Para 21 of the draft commits the WTO to negotiate an agreement in two years (similar to the two-stage approach in investment). In effect, since negotiations are already “locked in”, the two year discussion is actually the start of negotiations already. 

But most developing countries are not ready to accept that an agreement is necessary nor desirable. The complex issues have not yet been adequately explored, and thus they want the study process to continue, without any commitment to a negotiation.

GOVERNMENT PROCUREMENT  (Para 22)

The 1996 Singapore Ministerial established a working group to study transparency in government procurement practices, and “based on this study, to develop elements for inclusion in an appropriate agreement.”  The decision does not specify that there must result an agreement; it only commits Members to study the subject of transparency and develop elements to include in an appropriate agreement.

Whilst the study is only mandated to cover transparency, the major

countries made clear their ultimate goal to fully integrate the huge worldwide government procurement market into the WTO. At present, WTO Members are allowed to exempt government procurement from WTO market access rules.

Due to the unpopularity of this with developing countries, the majors devised a two-stage process: first, to draw in all Members into an agreement on transparency; then extend the scope to market access and national treatment for foreign firms.

If the integration of procurement into WTO eventually takes place, governments in future will not be allowed to give preference to local companies to supply goods and services or to obtain concessions for projects. The effects on developing countries would be severe.

Government procurement has very important economic and social and even roles. The level of expenditure, and the attempt to direct the expenditure to locally produced materials,?is a major macroeconomic instrument.  Preference is given to locals to boost the participation of citizens in the economy.  Preference may also be given to certain disadvantaged groups or ethnic communities to redress social imbalances.
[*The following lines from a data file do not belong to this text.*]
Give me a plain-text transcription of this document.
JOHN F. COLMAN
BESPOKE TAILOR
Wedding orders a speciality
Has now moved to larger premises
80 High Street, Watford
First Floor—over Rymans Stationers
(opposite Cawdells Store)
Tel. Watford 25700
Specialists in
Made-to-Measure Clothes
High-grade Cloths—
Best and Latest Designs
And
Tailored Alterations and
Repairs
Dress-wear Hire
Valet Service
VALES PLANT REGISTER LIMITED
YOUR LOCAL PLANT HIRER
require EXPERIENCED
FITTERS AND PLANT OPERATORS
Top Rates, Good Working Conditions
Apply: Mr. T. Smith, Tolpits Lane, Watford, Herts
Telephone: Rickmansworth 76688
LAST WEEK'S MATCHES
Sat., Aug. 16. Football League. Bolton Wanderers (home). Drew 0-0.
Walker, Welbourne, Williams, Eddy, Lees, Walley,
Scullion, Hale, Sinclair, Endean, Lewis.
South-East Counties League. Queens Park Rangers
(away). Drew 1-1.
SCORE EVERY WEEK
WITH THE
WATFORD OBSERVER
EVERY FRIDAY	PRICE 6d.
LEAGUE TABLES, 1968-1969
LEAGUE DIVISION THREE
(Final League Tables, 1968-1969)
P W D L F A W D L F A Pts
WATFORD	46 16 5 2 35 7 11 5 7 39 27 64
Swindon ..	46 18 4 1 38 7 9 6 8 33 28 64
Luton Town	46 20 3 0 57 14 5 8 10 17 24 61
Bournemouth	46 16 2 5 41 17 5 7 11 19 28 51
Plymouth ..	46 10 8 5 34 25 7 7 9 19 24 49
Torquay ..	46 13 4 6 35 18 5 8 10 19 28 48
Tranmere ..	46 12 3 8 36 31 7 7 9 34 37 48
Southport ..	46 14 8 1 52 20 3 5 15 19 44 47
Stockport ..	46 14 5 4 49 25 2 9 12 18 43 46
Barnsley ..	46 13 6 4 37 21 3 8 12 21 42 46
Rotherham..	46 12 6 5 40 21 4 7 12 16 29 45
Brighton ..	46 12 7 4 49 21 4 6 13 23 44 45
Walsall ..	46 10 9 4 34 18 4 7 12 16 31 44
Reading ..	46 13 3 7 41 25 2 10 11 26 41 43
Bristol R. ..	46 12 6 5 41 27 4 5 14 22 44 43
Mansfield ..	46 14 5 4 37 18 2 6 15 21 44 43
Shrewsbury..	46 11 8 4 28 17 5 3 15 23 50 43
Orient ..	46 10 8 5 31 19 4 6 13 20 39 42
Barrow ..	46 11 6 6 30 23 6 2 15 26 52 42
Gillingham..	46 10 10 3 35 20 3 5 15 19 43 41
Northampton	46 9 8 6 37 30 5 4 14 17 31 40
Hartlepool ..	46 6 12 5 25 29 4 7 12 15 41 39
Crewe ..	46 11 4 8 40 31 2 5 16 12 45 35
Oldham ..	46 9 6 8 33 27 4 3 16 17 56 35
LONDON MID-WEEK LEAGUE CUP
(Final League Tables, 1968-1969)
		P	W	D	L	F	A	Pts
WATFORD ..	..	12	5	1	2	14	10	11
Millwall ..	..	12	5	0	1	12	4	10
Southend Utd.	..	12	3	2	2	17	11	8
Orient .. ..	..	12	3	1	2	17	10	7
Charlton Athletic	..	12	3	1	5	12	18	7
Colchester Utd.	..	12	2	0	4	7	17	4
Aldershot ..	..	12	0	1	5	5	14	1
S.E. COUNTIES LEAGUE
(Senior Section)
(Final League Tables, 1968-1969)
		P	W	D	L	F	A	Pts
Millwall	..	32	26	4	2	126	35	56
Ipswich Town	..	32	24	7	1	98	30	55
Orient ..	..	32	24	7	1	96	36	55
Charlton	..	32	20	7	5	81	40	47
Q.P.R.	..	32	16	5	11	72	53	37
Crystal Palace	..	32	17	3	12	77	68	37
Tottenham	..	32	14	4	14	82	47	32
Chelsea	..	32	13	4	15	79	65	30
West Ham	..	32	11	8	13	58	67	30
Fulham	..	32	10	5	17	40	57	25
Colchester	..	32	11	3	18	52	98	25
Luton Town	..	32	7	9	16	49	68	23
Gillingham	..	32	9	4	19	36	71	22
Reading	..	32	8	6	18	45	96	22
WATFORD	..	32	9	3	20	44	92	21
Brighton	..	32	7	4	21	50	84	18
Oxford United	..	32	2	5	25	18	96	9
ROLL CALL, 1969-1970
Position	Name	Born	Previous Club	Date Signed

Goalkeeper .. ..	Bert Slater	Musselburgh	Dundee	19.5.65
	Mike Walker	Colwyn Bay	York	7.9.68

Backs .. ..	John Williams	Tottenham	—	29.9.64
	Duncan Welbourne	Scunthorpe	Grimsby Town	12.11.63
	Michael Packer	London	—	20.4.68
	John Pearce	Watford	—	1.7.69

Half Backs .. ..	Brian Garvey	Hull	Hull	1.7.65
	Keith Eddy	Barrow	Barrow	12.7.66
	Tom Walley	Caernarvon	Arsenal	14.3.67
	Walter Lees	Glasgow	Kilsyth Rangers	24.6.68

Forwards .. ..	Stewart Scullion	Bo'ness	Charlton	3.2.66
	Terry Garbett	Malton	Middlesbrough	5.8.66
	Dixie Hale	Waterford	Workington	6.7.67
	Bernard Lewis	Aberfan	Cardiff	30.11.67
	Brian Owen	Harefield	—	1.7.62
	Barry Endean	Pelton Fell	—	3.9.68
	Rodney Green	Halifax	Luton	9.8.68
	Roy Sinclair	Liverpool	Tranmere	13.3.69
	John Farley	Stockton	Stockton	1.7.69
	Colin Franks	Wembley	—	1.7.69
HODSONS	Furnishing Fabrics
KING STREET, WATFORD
Should government procurement be opened up through the national treatment and MFN principles, the scope and space for a government to use procurement as an instrument for development and ethnic balance would be severely curtailed.

Thu, it must be very clear that if there is to be a transparency agreement, there must be a legal guarantee that it would not be extended to market access issues.  An appropriate agreement may also take the form of a non-legally binding guideline, and should be confined to notification of certain types of procurement exceeding a certain level, and not go beyond that. 

The clarification of suitable elements is far from completed as there is no consensus in the working group. Thus the study process should continue and negotiations should not begin.